Il y a une quinzaine de jours, mon père a passé un moment très difficile avec ma mère qui est de plus en plus souvent entêtée et agressive, notamment lorsqu’elle doit aller en ville pour des vêtements, le vaccin… Et là, elle a carrément refusé d’aller chez la coiffeuse. Jusque-là, quand elle refusait, mon père m’appelait et j’arrivais à la faire changer d’avis, mais là, rien à faire. Fromfrom a pu contacter une personne qui va passer voir mes parents pour mettre en place de nouvelles choses, mais je me demande à quel point cela soulagerait mon père.
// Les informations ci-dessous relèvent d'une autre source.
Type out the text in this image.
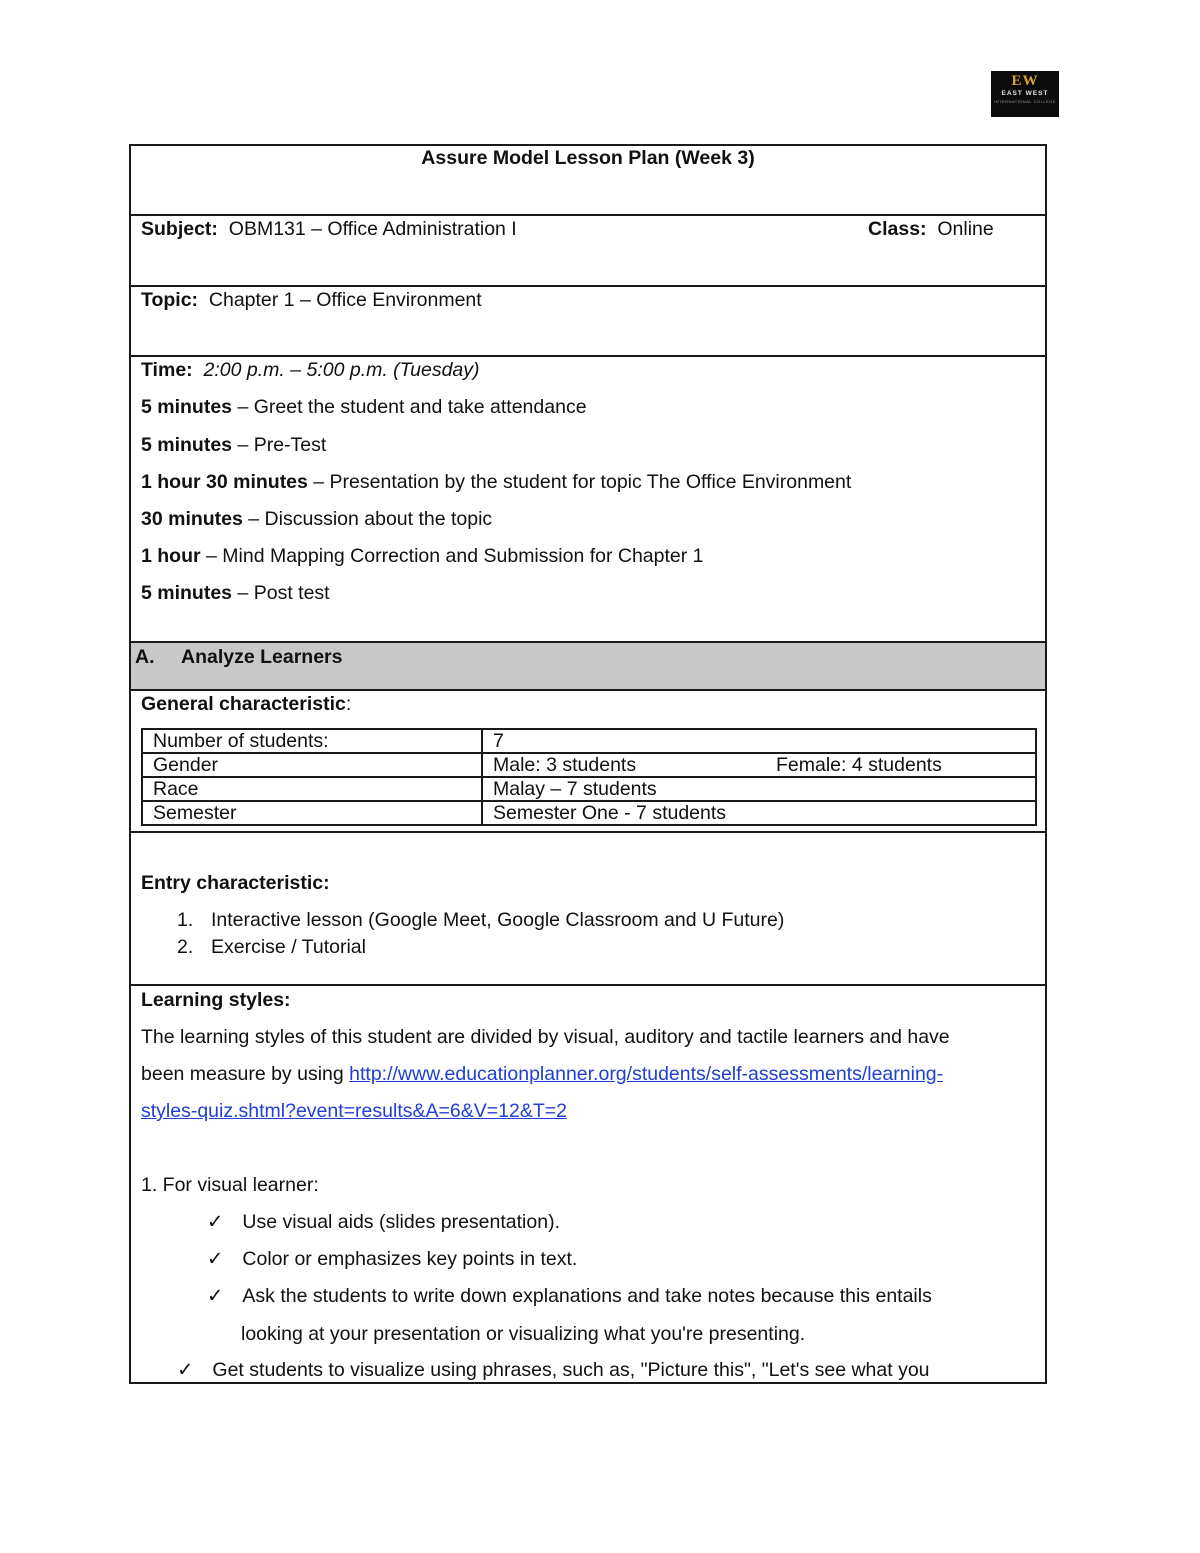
EW
EAST WEST
INTERNATIONAL COLLEGE
Assure Model Lesson Plan (Week 3)
Subject: OBM131 – Office Administration I	Class: Online
Topic: Chapter 1 – Office Environment
Time: 2:00 p.m. – 5:00 p.m. (Tuesday)
5 minutes – Greet the student and take attendance
5 minutes – Pre-Test
1 hour 30 minutes – Presentation by the student for topic The Office Environment
30 minutes – Discussion about the topic
1 hour – Mind Mapping Correction and Submission for Chapter 1
5 minutes – Post test
A. Analyze Learners
General characteristic:
Number of students:	7
Gender	Male: 3 students Female: 4 students

Race	Malay – 7 students
Semester	Semester One - 7 students
Entry characteristic:
1. Interactive lesson (Google Meet, Google Classroom and U Future)
2. Exercise / Tutorial
Learning styles:
The learning styles of this student are divided by visual, auditory and tactile learners and have
been measure by using http://www.educationplanner.org/students/self-assessments/learning-
styles-quiz.shtml?event=results&A=6&V=12&T=2
1. For visual learner:
✓ Use visual aids (slides presentation).
✓ Color or emphasizes key points in text.
✓ Ask the students to write down explanations and take notes because this entails
looking at your presentation or visualizing what you're presenting.
✓ Get students to visualize using phrases, such as, "Picture this", "Let's see what you
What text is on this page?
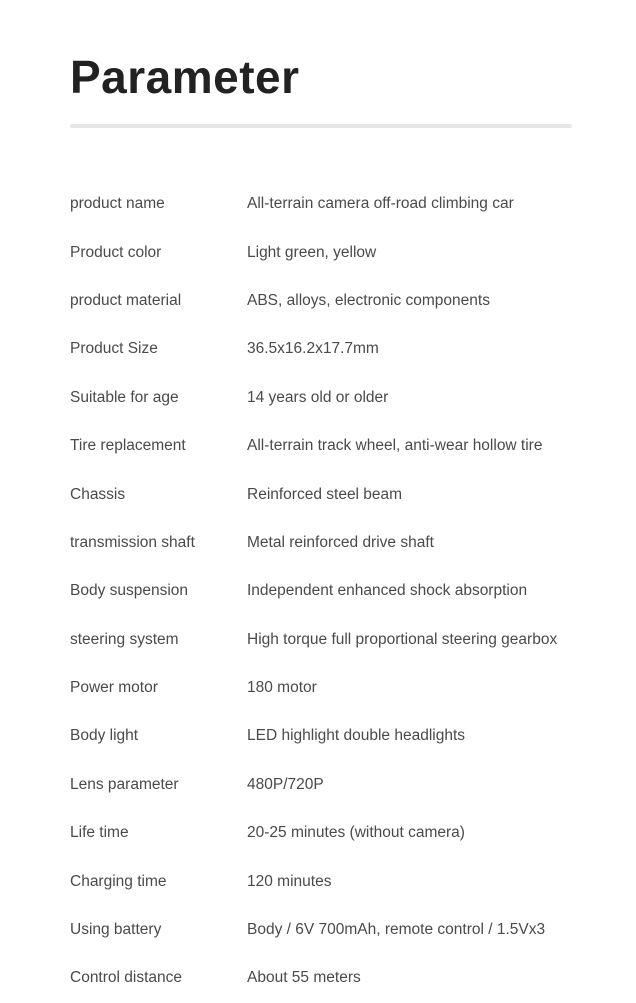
Parameter
product name	All-terrain camera off-road climbing car
Product color	Light green, yellow
product material	ABS, alloys, electronic components
Product Size	36.5x16.2x17.7mm
Suitable for age	14 years old or older
Tire replacement	All-terrain track wheel, anti-wear hollow tire
Chassis	Reinforced steel beam
transmission shaft	Metal reinforced drive shaft
Body suspension	Independent enhanced shock absorption
steering system	High torque full proportional steering gearbox
Power motor	180 motor
Body light	LED highlight double headlights
Lens parameter	480P/720P
Life time	20-25 minutes (without camera)
Charging time	120 minutes
Using battery	Body / 6V 700mAh, remote control / 1.5Vx3
Control distance	About 55 meters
Car bien entendu, il faut la surveiller sans cesse (médicaments, lavage, habillage…). D’autant que la nouvelle aide-ménagère de 66 ans (vive Macaron) n’a pas beaucoup d’idées et est peu alerte ou efficace par rapport à l’ancienne non vaccinée.

27 juin 2022

Brèves cornusiennes du lundi 27 juin 2022

Fromfrom a repris aujourd’hui le travail, donc sept jours à peine après les premiers symptômes et cinq jours après avoir été positive. Elle est revenue sur les rotules, sans mauvais jeu de mots. Heureusement qu’elle ne retravaille pas avant vendredi à présent.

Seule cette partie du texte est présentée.